War Dance at Fort Marion chronicles the prisoners' ability to maintain their own cultural identities, continuing to practice their traditional dances and ceremonies while meeting the demands required in the educational experiment.

Lookingbill said Capt. Pratt reluctantly allowed the Indians to hold traditional activities, such as pow wows, justifying them as a means to improve their communication with non-Indians. For the Indians, however, the pow wows were a way to preserve their traditions and have a measure of freedom.

"Their survival became a collaboration with their captors," said Lookingbill. "Their goal was to return home and share what they had learned so future generations could carry on."

Lookingbill says his book is unique because it is the first to provide a complete account of the prisoners' experiences at Fort Marion from their perspective. Most of the existing documentation about Indians as prisoners or as boarding school students has been made by non-Indians. Lookingbill reconstructed the prisoners' stories by reviewing 150 pictographs a traditional Indian way to document first-person accounts and record significant events.

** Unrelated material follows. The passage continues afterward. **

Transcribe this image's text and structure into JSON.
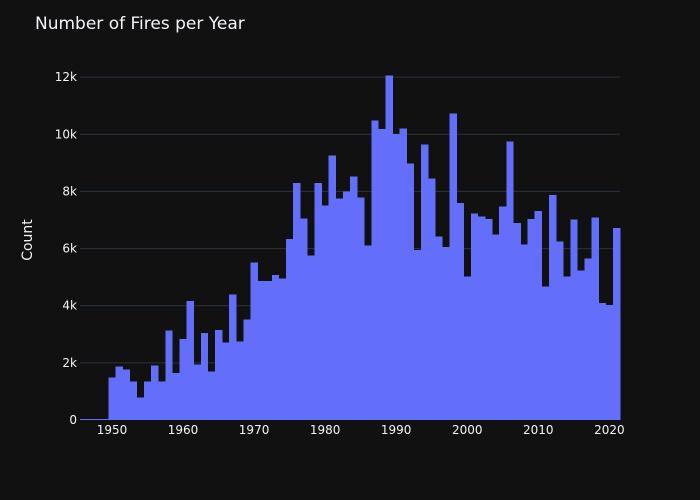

"One prisoner, Wohaw, translated pictographs in the ledger books given to him in prison. This was the most exciting primary research document," said Lookingbill. "The ledger books were often used by Native Americans for their art when buffalo skin wasn't readily available." "War Dance at Fort Marion" will be published by the University of Oklahoma Press. This is Lookingbill's second book. "Dust Bowl, USA: Depression America and the Ecological Imagination, 1929-1941" was published in 2001.